Surgical Planning and Technique
Although RLE is similar to cataract surgery, there are some additional considerations for planning and performing the procedure, as the primary surgical goal is refractive rather than restoration of vision lost due to cataract. In contrast to keratorefractive procedures, which are usually performed bilaterally in the same surgical session, RLE is usually performed as sequential surgery on separate days to minimize the potential for bilateral endophthalmitis. However, practices continue to evolve, and some surgeons are performing bilateral RLE in the same surgical session.
Preoperative corneal topography is essential to detect irregular astigmatism and to identify patients with corneal ectatic disorders, such as keratoconus and pellucid marginal degeneration. Patients with these conditions may still have RLE performed; however, they must understand the limits of vision correction obtainable and that the quality of vision may still suffer postoperatively from their irregular astigmatism. These patients must further understand that they are not good candidates for postoperative treatment with LASIK or photorefractive keratectomy to refine the refractive correction.
Surgeons must identify the degree of corneal versus lenticular astigmatism present, as only the corneal astigmatism will remain postoperatively. The patient should be informed if substantial astigmatism is expected to remain after surgery, and a plan should be devised to correct it in order to optimize the visual outcome. Small amounts of corneal astigmatism (<1.00 D) may be reduced if the incision is placed in the steep meridian.
Limbal relaxing incisions and arcuate keratotomies with either blade or femtosecond laser may be used to correct residual corneal astigmatism of less than 2.00 D (see Chapter 3). Supplemental surface ablation or LASIK could also be considered (see the following discussion on bioptics). Although glasses or contact lenses are an alternative for managing residual astigmatism, refractive surgery patients frequently reject this option.

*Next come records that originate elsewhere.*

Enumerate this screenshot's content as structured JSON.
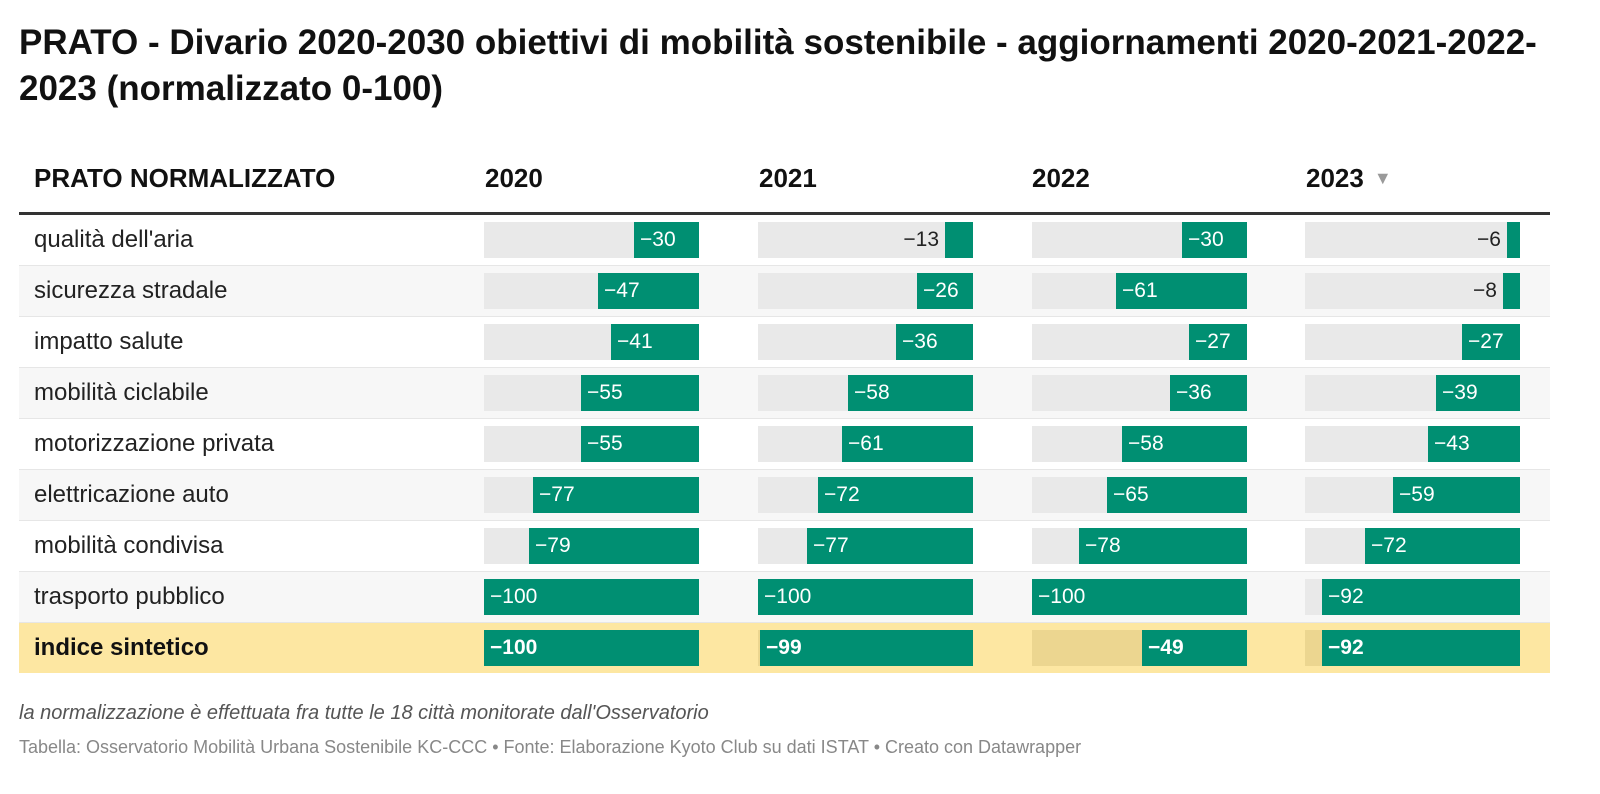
{
  "title": "PRATO - Divario 2020-2030 obiettivi di mobilità sostenibile - aggiornamenti 2020-2021-2022-2023 (normalizzato 0-100)",
  "columns": [
    "PRATO NORMALIZZATO",
    "2020",
    "2021",
    "2022",
    "2023"
  ],
  "sorted_column": "2023",
  "colors": {
    "bar": "#008f72",
    "bar_track": "#e9e9e9",
    "highlight_row": "#fde7a2"
  },
  "chart_data": {
    "type": "table",
    "title": "PRATO - Divario 2020-2030 obiettivi di mobilità sostenibile - aggiornamenti 2020-2021-2022-2023 (normalizzato 0-100)",
    "categories": [
      "qualità dell'aria",
      "sicurezza stradale",
      "impatto salute",
      "mobilità ciclabile",
      "motorizzazione privata",
      "elettricazione auto",
      "mobilità condivisa",
      "trasporto pubblico",
      "indice sintetico"
    ],
    "series": [
      {
        "name": "2020",
        "values": [
          -30,
          -47,
          -41,
          -55,
          -55,
          -77,
          -79,
          -100,
          -100
        ]
      },
      {
        "name": "2021",
        "values": [
          -13,
          -26,
          -36,
          -58,
          -61,
          -72,
          -77,
          -100,
          -99
        ]
      },
      {
        "name": "2022",
        "values": [
          -30,
          -61,
          -27,
          -36,
          -58,
          -65,
          -78,
          -100,
          -49
        ]
      },
      {
        "name": "2023",
        "values": [
          -6,
          -8,
          -27,
          -39,
          -43,
          -59,
          -72,
          -92,
          -92
        ]
      }
    ],
    "value_range": [
      -100,
      0
    ],
    "highlighted_category": "indice sintetico"
  },
  "note": "la normalizzazione è effettuata fra tutte le 18 città monitorate dall'Osservatorio",
  "source": "Tabella: Osservatorio Mobilità Urbana Sostenibile KC-CCC • Fonte: Elaborazione Kyoto Club su dati ISTAT • Creato con Datawrapper"
}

Some surgeons obtain preoperative retinal OCT to identify potential macular pathology. Careful attention should be paid to the peripheral retinal examination, especially in patients with higher myopia. If relevant pathology is discovered, appropriate treatment or referral to a retina specialist is warranted. In patients with high axial myopia, retrobulbar injections should be performed with caution because of the risk of perforating the globe. Peribulbar, sub-Tenon, topical, and intracameral anesthesia are alternative options.

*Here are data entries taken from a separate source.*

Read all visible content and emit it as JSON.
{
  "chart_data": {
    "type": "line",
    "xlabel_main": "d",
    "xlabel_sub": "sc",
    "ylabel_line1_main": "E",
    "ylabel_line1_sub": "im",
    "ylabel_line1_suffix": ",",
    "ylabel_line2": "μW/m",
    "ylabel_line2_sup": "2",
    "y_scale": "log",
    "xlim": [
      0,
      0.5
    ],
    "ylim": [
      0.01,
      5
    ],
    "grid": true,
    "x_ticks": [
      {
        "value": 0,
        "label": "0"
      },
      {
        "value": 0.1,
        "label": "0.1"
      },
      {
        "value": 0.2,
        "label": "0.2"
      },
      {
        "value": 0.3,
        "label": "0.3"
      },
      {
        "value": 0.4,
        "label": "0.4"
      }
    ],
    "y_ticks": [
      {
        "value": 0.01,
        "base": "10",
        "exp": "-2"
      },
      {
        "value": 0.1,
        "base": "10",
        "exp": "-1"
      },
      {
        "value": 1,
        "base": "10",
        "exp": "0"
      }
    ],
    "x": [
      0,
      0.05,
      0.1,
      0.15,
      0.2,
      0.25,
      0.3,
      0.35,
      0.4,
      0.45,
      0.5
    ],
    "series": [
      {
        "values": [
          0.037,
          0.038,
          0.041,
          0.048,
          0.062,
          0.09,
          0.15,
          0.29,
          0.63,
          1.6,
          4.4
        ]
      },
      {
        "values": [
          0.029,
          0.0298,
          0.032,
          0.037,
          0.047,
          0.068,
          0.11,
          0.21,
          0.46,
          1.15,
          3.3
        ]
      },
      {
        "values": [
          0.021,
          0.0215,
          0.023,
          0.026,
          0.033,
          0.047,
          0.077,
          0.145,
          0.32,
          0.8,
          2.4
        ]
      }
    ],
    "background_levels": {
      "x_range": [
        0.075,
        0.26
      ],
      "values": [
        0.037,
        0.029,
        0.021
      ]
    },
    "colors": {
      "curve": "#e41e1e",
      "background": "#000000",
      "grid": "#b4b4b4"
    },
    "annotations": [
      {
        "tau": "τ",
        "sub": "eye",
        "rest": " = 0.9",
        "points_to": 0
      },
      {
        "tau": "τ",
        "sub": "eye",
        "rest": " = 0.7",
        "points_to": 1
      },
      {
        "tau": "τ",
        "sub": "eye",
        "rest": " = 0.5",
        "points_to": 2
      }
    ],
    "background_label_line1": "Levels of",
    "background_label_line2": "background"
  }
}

Most surgeons believe that an IOL should be implanted after RLE in a patient with high myopia rather than leaving the patient with aphakia, even when little or no optical power correction is required. Plano power IOLs are available if indicated. The IOL acts as a barrier to anterior prolapse of the vitreous, maintaining the integrity of the aqueous–vitreous barrier, in the event that Nd:YAG laser posterior capsulotomy is required. Some IOL models also reduce the rate of posterior capsule opacification.